Ahora bien, los “organizadores” salen de la universidad y, a pesar de la altura ocupada por sus responsabilidades, no ocupan más que un papel subordinado en el mecanismo. Si bien es cierto que la única modificación que tuvo lugar en los años 50 en la universidad fue para adaptarla al máximo y dentro de sus posibilidades, se tendió hacia una universidad “tecnocrática” que formara a profesionales de la organización silenciosos y acríticos en todo aquello que no afectara a sus funciones directas, había terminado entrando en contradicción con la sociedad burguesa y con la mentalidad del estudiante que empezaba a reflexionar sobre su condición.
El profesional que es dueño y responsable de los aspectos técnicos y de la organización de la producción, antes o después termina experimentando la necesidad de participar también en el dominio de los aspectos económicos y en los niveles de decisión. Tiene formación para ello. Sin embargo, algo le impide ir más allá de decidir como será una tuerca, con qué material se fabricará y que lugar ocupará en el mecanismo. Pero ir más allá le está vedado. No es él quien va a decidir, sino otro nivel superior del que dependen los aspectos económicos y administrativos, los cuales, a su vez, al conocer completamente su esfera de trabajo, también experimentan la necesidad de querer ir más allá. Pero tampoco puede introducirse en esa esfera que no es la suya. Por encima está el superdirector que ejerce una especie de bonapartismo en nombre de los “capitalistas”. Y él tampoco es completamente libre de decidir, depende de éstos. Y estos, contrariamente a lo que se tiene tendencia a pensar, tienen su libertad limitada por los muchos factores que antes hemos reseñado.
Si el sistema sigue funcionando a pesar de todas las contradicciones y conflictos que se generan entre todos estos niveles, es por que existen mecanismos de compensación. Estas compensaciones son fundamentalmente económicas. El salario –y las fantasías paralelas generadas por el consumo- contribuyen a dar estabilidad y coherencia a toda esta estructura.

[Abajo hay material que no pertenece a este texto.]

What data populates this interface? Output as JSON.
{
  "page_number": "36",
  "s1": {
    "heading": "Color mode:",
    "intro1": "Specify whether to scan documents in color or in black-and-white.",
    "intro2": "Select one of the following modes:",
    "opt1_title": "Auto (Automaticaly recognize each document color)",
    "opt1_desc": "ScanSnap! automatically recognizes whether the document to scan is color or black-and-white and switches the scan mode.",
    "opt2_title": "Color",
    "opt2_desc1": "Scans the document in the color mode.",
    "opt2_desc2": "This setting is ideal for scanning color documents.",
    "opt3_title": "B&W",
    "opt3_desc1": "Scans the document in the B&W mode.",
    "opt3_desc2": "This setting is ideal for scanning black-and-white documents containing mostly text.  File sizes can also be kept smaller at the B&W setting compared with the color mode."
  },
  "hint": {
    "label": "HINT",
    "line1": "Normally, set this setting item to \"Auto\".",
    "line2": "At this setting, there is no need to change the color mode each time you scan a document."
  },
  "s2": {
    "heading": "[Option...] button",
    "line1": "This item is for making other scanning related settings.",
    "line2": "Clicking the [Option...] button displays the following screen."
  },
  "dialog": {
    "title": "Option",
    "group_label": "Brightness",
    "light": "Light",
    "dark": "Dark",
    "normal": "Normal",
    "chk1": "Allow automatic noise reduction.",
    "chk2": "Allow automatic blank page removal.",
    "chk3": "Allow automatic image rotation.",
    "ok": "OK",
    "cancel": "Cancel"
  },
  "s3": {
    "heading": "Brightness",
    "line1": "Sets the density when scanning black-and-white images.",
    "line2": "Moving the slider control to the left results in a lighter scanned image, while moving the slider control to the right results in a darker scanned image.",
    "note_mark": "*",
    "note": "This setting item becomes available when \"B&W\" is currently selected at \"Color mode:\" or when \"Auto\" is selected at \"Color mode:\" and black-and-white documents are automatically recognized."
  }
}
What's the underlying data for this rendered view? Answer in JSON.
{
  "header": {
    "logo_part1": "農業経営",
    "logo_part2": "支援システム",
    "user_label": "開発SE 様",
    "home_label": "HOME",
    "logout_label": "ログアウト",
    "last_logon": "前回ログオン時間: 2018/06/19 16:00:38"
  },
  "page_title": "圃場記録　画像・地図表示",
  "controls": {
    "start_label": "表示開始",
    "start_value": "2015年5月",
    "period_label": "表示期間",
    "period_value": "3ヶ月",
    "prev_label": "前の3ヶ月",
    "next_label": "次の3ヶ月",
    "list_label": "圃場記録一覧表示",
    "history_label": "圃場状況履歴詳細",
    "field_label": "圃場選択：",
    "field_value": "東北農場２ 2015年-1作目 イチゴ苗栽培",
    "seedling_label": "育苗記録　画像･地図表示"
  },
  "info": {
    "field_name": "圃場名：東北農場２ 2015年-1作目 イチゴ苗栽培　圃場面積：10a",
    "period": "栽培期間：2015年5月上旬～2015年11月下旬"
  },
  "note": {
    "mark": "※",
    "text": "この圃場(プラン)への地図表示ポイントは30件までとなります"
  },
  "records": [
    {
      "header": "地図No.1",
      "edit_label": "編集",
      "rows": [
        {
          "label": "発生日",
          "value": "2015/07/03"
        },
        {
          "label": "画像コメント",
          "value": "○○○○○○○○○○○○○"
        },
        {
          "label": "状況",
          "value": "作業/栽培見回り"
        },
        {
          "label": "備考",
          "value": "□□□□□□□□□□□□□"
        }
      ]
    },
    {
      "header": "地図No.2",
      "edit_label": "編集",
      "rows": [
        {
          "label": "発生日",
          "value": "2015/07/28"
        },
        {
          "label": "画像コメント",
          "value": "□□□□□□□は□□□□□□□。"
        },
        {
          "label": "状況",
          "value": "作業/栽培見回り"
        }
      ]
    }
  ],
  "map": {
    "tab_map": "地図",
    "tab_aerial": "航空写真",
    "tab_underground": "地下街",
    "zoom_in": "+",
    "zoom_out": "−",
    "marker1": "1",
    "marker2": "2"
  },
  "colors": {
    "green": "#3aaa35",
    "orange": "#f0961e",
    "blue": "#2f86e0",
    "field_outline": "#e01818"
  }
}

Lo importante es que cada nivel no utilice su tiempo libre para pensar sobre su condición… sino para consumir. Lo mejor de la ideología del movimiento estudiantil es su crítica al consumismo que entonces se empezaba a hacer omnipresente. En el momento en que los estudiantes entraron en contacto con los proletarios se horrorizaron de lo que el “sistema” había hecho con ellos: seres cansados que regresaban al hogar tras ocho horas de trabajo agotador y no tenían más interés que no crearse problemas, se sentaban ante el televisor y veían cualquier cosa que les pusieran en pantalla, sin el más mínimo espíritu crítico. El fin de semana se rompía la rutina con un almuerzo dominguero y poco más. El trabajo alienado se compensaba y neutralizaba con el ocio dirigido. Era lo que Vaneigem y Debord habían denunciado como “sociedad del espectáculo”.